An update on arginine in sickle cell disease.

INTRODUCTION: Recent knowledge on the pathophysiology of sickle cell disease (SCD) have emphasized the role of hemolysis and nitric oxide (NO) depletion on the occurrence of acute and chronic complications. This new paradigm raises the possibility of innovative therapeutic approaches, including arginine supplementation. Areas covered: This review comments on the role of NO in the regulation of vascular tone, as well as its impaired metabolism in hemolytic diseases. Disturbances in these processes in SCD were detailed considering the functions of endothelial nitric oxide synthase (eNOS), arginase and asymmetric dimethylarginine (ADMA).
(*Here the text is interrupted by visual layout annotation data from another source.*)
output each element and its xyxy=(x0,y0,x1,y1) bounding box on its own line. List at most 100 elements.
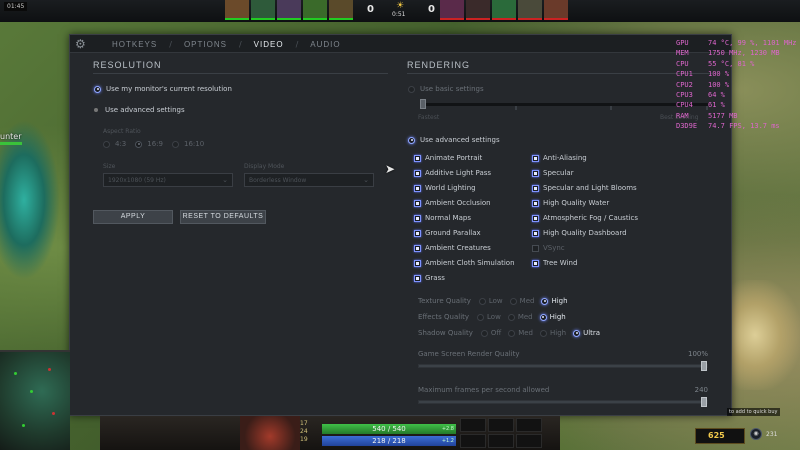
check-anti-aliasing[interactable]: Anti-Aliasing xyxy=(532,154,587,162)
checkbox[interactable] xyxy=(414,214,421,222)
hero-portrait[interactable] xyxy=(492,0,516,20)
checkbox[interactable] xyxy=(414,274,421,282)
checkbox[interactable] xyxy=(532,229,539,237)
use-advanced-resolution-option[interactable]: Use advanced settings xyxy=(94,106,185,114)
radio-aspect-4-3[interactable] xyxy=(103,140,110,148)
use-basic-settings-option[interactable]: Use basic settings xyxy=(408,85,484,93)
shadow-quality-med[interactable]: Med xyxy=(508,329,533,337)
checkbox[interactable] xyxy=(532,214,539,222)
reset-to-defaults-button[interactable]: RESET TO DEFAULTS xyxy=(180,210,266,224)
tab-hotkeys[interactable]: HOTKEYS xyxy=(100,40,169,49)
check-normal-maps[interactable]: Normal Maps xyxy=(414,214,471,222)
radio-unselected[interactable] xyxy=(408,85,415,93)
hero-portrait[interactable] xyxy=(303,0,327,20)
hero-portrait-large[interactable] xyxy=(240,416,300,450)
checkbox[interactable] xyxy=(532,244,539,252)
use-monitor-resolution-option[interactable]: Use my monitor's current resolution xyxy=(94,85,232,93)
item-slot[interactable] xyxy=(460,434,486,448)
check-specular-light-blooms[interactable]: Specular and Light Blooms xyxy=(532,184,637,192)
check-ambient-creatures[interactable]: Ambient Creatures xyxy=(414,244,491,252)
resolution-size-value: 1920x1080 (59 Hz) xyxy=(108,177,166,184)
tab-options[interactable]: OPTIONS xyxy=(172,40,239,49)
checkbox[interactable] xyxy=(414,244,421,252)
item-slot[interactable] xyxy=(516,418,542,432)
tab-audio[interactable]: AUDIO xyxy=(298,40,352,49)
shadow-quality-off[interactable]: Off xyxy=(480,329,501,337)
checkbox[interactable] xyxy=(532,259,539,267)
check-ground-parallax[interactable]: Ground Parallax xyxy=(414,229,481,237)
courier-icon[interactable]: ◉ xyxy=(750,428,762,440)
radio-aspect-16-10[interactable] xyxy=(172,140,179,148)
check-animate-portrait[interactable]: Animate Portrait xyxy=(414,154,482,162)
stats-value: 74 °C, 99 %, 1101 MHz xyxy=(708,39,797,47)
check-specular[interactable]: Specular xyxy=(532,169,574,177)
dire-score: 0 xyxy=(428,4,435,15)
check-vsync[interactable]: VSync xyxy=(532,244,565,252)
checkbox[interactable] xyxy=(532,199,539,207)
checkbox[interactable] xyxy=(532,184,539,192)
item-slot[interactable] xyxy=(488,434,514,448)
checkbox[interactable] xyxy=(532,169,539,177)
effects-quality-low[interactable]: Low xyxy=(477,313,501,321)
checkbox[interactable] xyxy=(414,154,421,162)
checkbox[interactable] xyxy=(414,259,421,267)
checkbox[interactable] xyxy=(414,169,421,177)
check-atmospheric-fog[interactable]: Atmospheric Fog / Caustics xyxy=(532,214,638,222)
basic-quality-slider-handle[interactable] xyxy=(420,99,426,109)
radio-selected[interactable] xyxy=(408,136,415,144)
checkbox[interactable] xyxy=(414,184,421,192)
hero-portrait[interactable] xyxy=(518,0,542,20)
texture-quality-high[interactable]: High xyxy=(541,297,568,305)
item-slot[interactable] xyxy=(516,434,542,448)
check-high-quality-dashboard[interactable]: High Quality Dashboard xyxy=(532,229,627,237)
hero-portrait[interactable] xyxy=(466,0,490,20)
max-fps-slider-handle[interactable] xyxy=(701,397,707,407)
hero-portrait[interactable] xyxy=(225,0,249,20)
render-quality-slider[interactable] xyxy=(418,361,708,371)
checkbox[interactable] xyxy=(414,199,421,207)
effects-quality-med[interactable]: Med xyxy=(507,313,533,321)
hero-portrait[interactable] xyxy=(440,0,464,20)
check-ambient-occlusion[interactable]: Ambient Occlusion xyxy=(414,199,491,207)
hero-portrait[interactable] xyxy=(277,0,301,20)
texture-quality-low[interactable]: Low xyxy=(478,297,503,305)
tab-video[interactable]: VIDEO xyxy=(242,40,296,49)
checkbox[interactable] xyxy=(532,154,539,162)
check-tree-wind[interactable]: Tree Wind xyxy=(532,259,577,267)
shop-controls: ◉ 231 xyxy=(750,428,777,440)
radio-selected[interactable] xyxy=(94,85,101,93)
basic-quality-slider[interactable] xyxy=(422,103,710,106)
chevron-down-icon: ⌄ xyxy=(363,176,369,184)
resolution-size-select[interactable]: 1920x1080 (59 Hz) ⌄ xyxy=(103,173,233,187)
hero-portrait[interactable] xyxy=(329,0,353,20)
minimap[interactable] xyxy=(0,350,70,450)
stats-key: CPU3 xyxy=(676,91,693,100)
gold-counter[interactable]: 625 xyxy=(695,428,745,444)
shadow-quality-high[interactable]: High xyxy=(540,329,566,337)
check-grass[interactable]: Grass xyxy=(414,274,445,282)
use-advanced-rendering-option[interactable]: Use advanced settings xyxy=(408,136,500,144)
game-time: 0:51 xyxy=(392,11,406,18)
checkbox-label: Animate Portrait xyxy=(425,154,483,162)
check-high-quality-water[interactable]: High Quality Water xyxy=(532,199,609,207)
radio-unselected[interactable] xyxy=(94,107,100,114)
effects-quality-high[interactable]: High xyxy=(539,313,566,321)
item-slot[interactable] xyxy=(460,418,486,432)
hero-portrait[interactable] xyxy=(251,0,275,20)
max-fps-slider[interactable] xyxy=(418,397,708,407)
check-ambient-cloth-simulation[interactable]: Ambient Cloth Simulation xyxy=(414,259,515,267)
apply-button[interactable]: APPLY xyxy=(93,210,173,224)
gear-icon[interactable]: ⚙ xyxy=(75,37,86,51)
shadow-quality-ultra[interactable]: Ultra xyxy=(573,329,600,337)
check-world-lighting[interactable]: World Lighting xyxy=(414,184,476,192)
display-mode-select[interactable]: Borderless Window ⌄ xyxy=(244,173,374,187)
render-quality-slider-handle[interactable] xyxy=(701,361,707,371)
radio-aspect-16-9[interactable] xyxy=(135,140,143,148)
hero-portrait[interactable] xyxy=(544,0,568,20)
item-slot[interactable] xyxy=(488,418,514,432)
mouse-cursor-icon: ➤ xyxy=(385,162,396,176)
checkbox[interactable] xyxy=(414,229,421,237)
texture-quality-med[interactable]: Med xyxy=(509,297,534,305)
render-quality-value: 100% xyxy=(687,350,708,358)
check-additive-light-pass[interactable]: Additive Light Pass xyxy=(414,169,491,177)
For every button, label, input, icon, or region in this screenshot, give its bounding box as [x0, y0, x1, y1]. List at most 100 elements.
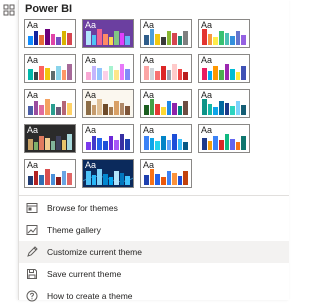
theme-swatch-bar [61, 31, 67, 45]
theme-tile[interactable]: Aa [24, 89, 76, 118]
theme-swatch-bar [235, 142, 241, 150]
theme-swatch-bar [61, 171, 67, 185]
theme-gallery-item[interactable]: Theme gallery [19, 219, 289, 241]
how-to-create-theme-item[interactable]: How to create a theme [19, 285, 289, 307]
section-title: Power BI [25, 3, 73, 15]
theme-swatch-bar [119, 134, 125, 150]
theme-swatch-bars [86, 133, 130, 150]
theme-tile[interactable]: Aa [140, 89, 192, 118]
theme-swatch-bar [213, 107, 218, 115]
theme-tile[interactable]: Aa [82, 124, 134, 153]
theme-swatch-bar [172, 103, 177, 115]
theme-swatch-bar [33, 142, 39, 150]
theme-swatch-bar [86, 72, 91, 80]
theme-swatch-bar [235, 31, 241, 45]
theme-swatch-bar [114, 140, 119, 150]
theme-tile[interactable]: Aa [140, 19, 192, 48]
theme-swatch-bar [86, 31, 91, 45]
theme-swatch-bar [33, 72, 39, 80]
theme-swatch-bars [202, 98, 246, 115]
theme-swatch-bar [230, 69, 235, 80]
theme-swatch-bar [218, 70, 224, 80]
theme-swatch-bar [119, 173, 125, 185]
theme-swatch-bar [166, 101, 172, 115]
theme-swatch-bars [28, 28, 72, 45]
theme-gallery-icon[interactable] [3, 4, 15, 16]
theme-tile[interactable]: Aa [82, 54, 134, 83]
browse-for-themes-item[interactable]: Browse for themes [19, 197, 289, 219]
theme-swatch-bar [160, 66, 166, 80]
theme-swatch-bar [172, 33, 177, 45]
theme-tile[interactable]: Aa [82, 19, 134, 48]
theme-swatch-bar [91, 35, 97, 45]
theme-swatch-bar [218, 101, 224, 115]
theme-tile[interactable]: Aa [198, 124, 250, 153]
theme-swatch-bars [86, 98, 130, 115]
theme-swatch-bar [86, 171, 91, 185]
theme-swatch-bar [241, 105, 246, 115]
theme-swatch-bar [149, 29, 155, 45]
theme-tile[interactable]: Aa [24, 159, 76, 188]
theme-swatch-bar [28, 139, 33, 150]
theme-swatch-bar [33, 171, 39, 185]
theme-swatch-bar [97, 138, 102, 150]
theme-swatch-bar [102, 71, 108, 80]
theme-swatch-bar [56, 37, 61, 45]
theme-swatch-bar [67, 33, 72, 45]
theme-tile[interactable]: Aa [198, 54, 250, 83]
theme-swatch-bar [119, 64, 125, 80]
theme-swatch-bars [28, 63, 72, 80]
customize-current-theme-item[interactable]: Customize current theme [19, 241, 289, 263]
theme-swatch-bar [108, 136, 114, 150]
theme-tile[interactable]: Aa [198, 89, 250, 118]
theme-tile[interactable]: Aa [140, 159, 192, 188]
theme-swatch-bar [67, 134, 72, 150]
theme-tile[interactable]: Aa [24, 54, 76, 83]
theme-swatch-bar [166, 140, 172, 150]
theme-swatch-bar [144, 66, 149, 80]
theme-swatch-bar [125, 139, 130, 150]
theme-swatch-bar [155, 34, 160, 45]
theme-swatch-bar [160, 136, 166, 150]
theme-swatch-bar [91, 136, 97, 150]
theme-swatch-bar [91, 66, 97, 80]
theme-swatch-bar [149, 138, 155, 150]
theme-tile[interactable]: Aa [24, 124, 76, 153]
theme-tile[interactable]: Aa [24, 19, 76, 48]
theme-swatch-bar [155, 71, 160, 80]
theme-swatch-bar [119, 103, 125, 115]
theme-swatch-bar [97, 68, 102, 80]
theme-swatch-bar [172, 173, 177, 185]
theme-swatch-bars [144, 133, 188, 150]
theme-swatch-bar [39, 35, 44, 45]
theme-swatch-bar [91, 175, 97, 185]
theme-swatch-bar [213, 66, 218, 80]
theme-tile[interactable]: Aa [198, 19, 250, 48]
theme-swatch-bar [166, 70, 172, 80]
theme-swatch-bar [224, 134, 230, 150]
theme-swatch-bar [50, 71, 56, 80]
theme-grid: Aa Aa Aa Aa Aa Aa Aa Aa Aa Aa Aa Aa Aa Aa Aa Aa Aa Aa Aa [24, 19, 250, 188]
theme-swatch-bar [224, 33, 230, 45]
theme-swatch-bar [202, 68, 207, 80]
theme-swatch-bars [144, 98, 188, 115]
save-current-theme-item[interactable]: Save current theme [19, 263, 289, 285]
theme-swatch-bar [50, 104, 56, 115]
theme-swatch-bar [119, 33, 125, 45]
theme-menu: Browse for themes Theme gallery Customiz… [19, 197, 289, 307]
theme-tile[interactable]: Aa [82, 89, 134, 118]
theme-tile[interactable]: Aa [140, 124, 192, 153]
divider [19, 195, 289, 196]
theme-swatch-bar [235, 72, 241, 80]
theme-swatch-bar [28, 176, 33, 185]
theme-swatch-bar [44, 169, 50, 185]
theme-swatch-bars [86, 168, 130, 185]
theme-swatch-bar [166, 171, 172, 185]
left-rail [0, 0, 18, 300]
theme-swatch-bar [50, 174, 56, 185]
theme-tile[interactable]: Aa [82, 159, 134, 188]
theme-swatch-bars [202, 133, 246, 150]
theme-swatch-bar [213, 37, 218, 45]
theme-swatch-bar [149, 68, 155, 80]
theme-tile[interactable]: Aa [140, 54, 192, 83]
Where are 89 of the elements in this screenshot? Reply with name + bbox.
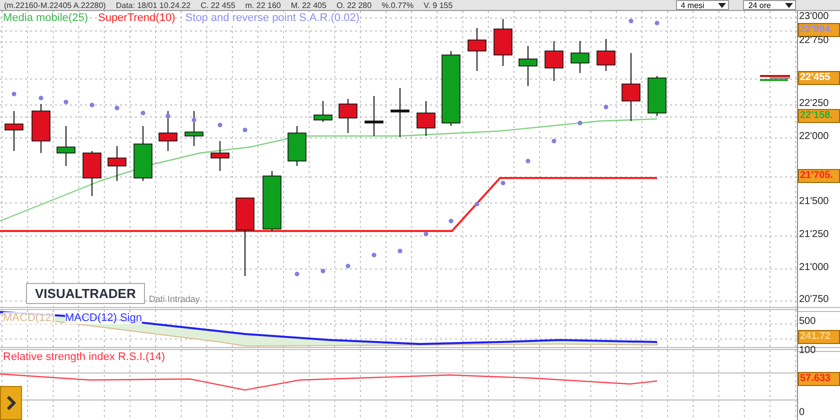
logo: VISUALTRADER	[26, 283, 145, 304]
sar-dot	[448, 218, 454, 224]
chevron-right-icon	[6, 396, 16, 410]
axis-tick-label: 23'000	[799, 11, 829, 23]
data-source-label: Dati Intraday	[148, 294, 200, 304]
candlestick	[416, 100, 436, 136]
sar-dot	[12, 92, 16, 96]
sar-dot	[474, 202, 480, 206]
indicator-label: MACD(12)	[3, 312, 55, 324]
price-badge: 22'455	[798, 71, 840, 85]
price-badge: 21'705.	[798, 169, 840, 183]
candlestick	[288, 126, 306, 166]
quote-text: M. 22 405	[290, 0, 326, 10]
quote-text: m. 22 160	[245, 0, 281, 10]
indicator-label: Stop and reverse point S.A.R.(0.02)	[185, 12, 360, 24]
candlestick	[364, 96, 384, 136]
candlestick	[210, 140, 230, 172]
axis-tick-label: 22'250	[799, 98, 829, 110]
indicator-label: Relative strength index R.S.I.(14)	[3, 351, 166, 363]
candlestick	[32, 104, 50, 154]
price-badge: 241.72	[798, 330, 840, 344]
quote-text: (m.22160-M.22405 A.22280)	[4, 0, 106, 10]
sar-dot	[372, 252, 376, 258]
sar-dot	[64, 100, 68, 104]
expand-button[interactable]	[0, 386, 22, 420]
quote-text: %.0.77%	[382, 0, 414, 10]
sar-dot	[166, 114, 170, 118]
candlestick	[648, 76, 666, 116]
axis-tick-label: 0	[799, 407, 805, 419]
axis-tick-label: 21'500	[799, 196, 829, 208]
axis-tick-label: 22'750	[799, 35, 829, 47]
candlestick	[56, 126, 76, 166]
candlestick	[570, 40, 590, 74]
price-badge: 22'158.	[798, 109, 840, 123]
indicator-label: SuperTrend(10)	[98, 12, 176, 24]
sar-dot	[398, 248, 402, 254]
sar-dot	[526, 158, 530, 164]
sar-dot	[578, 120, 582, 126]
candlestick	[468, 28, 486, 72]
sar-dot	[604, 104, 608, 110]
candlestick	[4, 110, 24, 152]
axis-tick-label: 500	[799, 316, 816, 328]
sar-dot	[500, 180, 506, 186]
sar-dot	[424, 232, 428, 236]
candlestick	[158, 110, 178, 152]
candlestick	[338, 98, 358, 134]
quote-text: O. 22 280	[336, 0, 372, 10]
period-dropdown[interactable]: 24 ore	[743, 0, 796, 10]
axis-tick-label: 20'750	[799, 294, 829, 306]
sar-dot	[38, 96, 44, 100]
candlestick	[596, 38, 616, 72]
candlestick	[184, 110, 204, 146]
candlestick	[622, 52, 640, 122]
candlestick	[390, 88, 410, 138]
sar-dot	[346, 264, 350, 268]
period-dropdown[interactable]: 4 mesi	[676, 0, 730, 10]
sar-dot	[320, 268, 326, 274]
candlestick	[544, 40, 564, 82]
candlestick	[134, 126, 152, 182]
caret-icon	[718, 2, 726, 8]
axis-tick-label: 21'250	[799, 229, 829, 241]
sar-dot	[628, 18, 634, 24]
quote-text: C. 22 455	[200, 0, 236, 10]
sar-dot	[140, 110, 146, 116]
price-badge: 57.633	[798, 372, 840, 386]
caret-icon	[785, 2, 793, 8]
sar-dot	[218, 122, 222, 128]
quote-text: V. 9 155	[424, 0, 453, 10]
sar-dot	[242, 128, 248, 132]
candlestick	[82, 150, 102, 196]
sar-dot	[192, 118, 196, 122]
axis-tick-label: 100	[799, 345, 816, 357]
indicator-label: MACD(12) Sign	[64, 312, 142, 324]
sar-dot	[552, 138, 556, 144]
candlestick	[108, 146, 126, 182]
sar-dot	[114, 106, 120, 110]
candlestick	[494, 18, 512, 66]
indicator-label: Media mobile(25)	[3, 12, 88, 24]
candlestick	[262, 170, 282, 232]
quote-text: Data: 18/01 10.24.22	[116, 0, 191, 10]
price-marker-drawing	[760, 75, 790, 81]
candlestick	[518, 46, 538, 86]
axis-tick-label: 21'000	[799, 262, 829, 274]
sar-dot	[90, 102, 94, 108]
sar-dot	[294, 272, 300, 276]
axis-tick-label: 22'000	[799, 131, 829, 143]
sar-dot	[654, 20, 660, 26]
candlestick	[314, 100, 332, 122]
price-badge: 22'894.	[798, 23, 840, 37]
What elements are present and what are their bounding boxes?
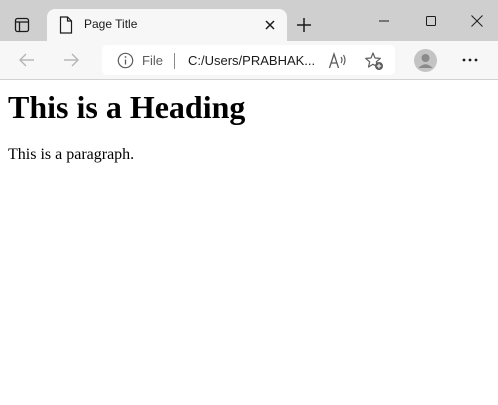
info-icon[interactable] [117,52,134,69]
tab-actions-icon[interactable] [12,15,32,35]
browser-window: Page Title File C:/Users/PRABHAK... This… [0,0,498,405]
maximize-icon[interactable] [421,11,441,31]
page-heading: This is a Heading [8,89,246,125]
document-icon [59,16,73,34]
close-icon[interactable] [467,11,487,31]
minimize-icon[interactable] [374,11,394,31]
more-icon[interactable] [461,52,479,68]
close-tab-icon[interactable] [263,18,277,32]
add-favorite-icon[interactable] [364,51,384,71]
address-divider [174,53,175,69]
tab-strip: Page Title [0,0,498,41]
scheme-label: File [142,53,163,68]
tab-title: Page Title [84,17,138,31]
tab-page-title[interactable]: Page Title [47,9,287,41]
new-tab-icon[interactable] [294,15,314,35]
address-bar[interactable]: File C:/Users/PRABHAK... [102,45,395,75]
url-field[interactable]: C:/Users/PRABHAK... [188,53,315,68]
forward-arrow-icon[interactable] [61,50,81,70]
read-aloud-icon[interactable] [328,52,348,70]
browser-toolbar: File C:/Users/PRABHAK... [0,41,498,80]
profile-icon[interactable] [414,49,437,72]
back-arrow-icon[interactable] [17,50,37,70]
page-content: This is a Heading This is a paragraph. [0,80,498,405]
page-paragraph: This is a paragraph. [8,146,135,163]
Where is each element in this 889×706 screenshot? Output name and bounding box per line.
Therapeutic approaches involving these pathways were discussed with emphasis on the effects of arginine therapy on the normalization of NO levels and its consequent clinical effects, mainly the decrease in the intensity of vaso-occlusive crises. Expert opinion: Considering the complex pathogenesis of the disease and the restricted access to curative therapies, the management of SCD must rely on a combination of therapies covering multiple pathways. Arginine supplementation, a low-cost approach, has shown promising results, which is particulary important considering most of the affected patients still live in unfavorable socioeconomic conditions. These findings should encourage further clinical trials, evaluating other outcomes and specific subpopulations, such as adult patients and compound heterozygotes.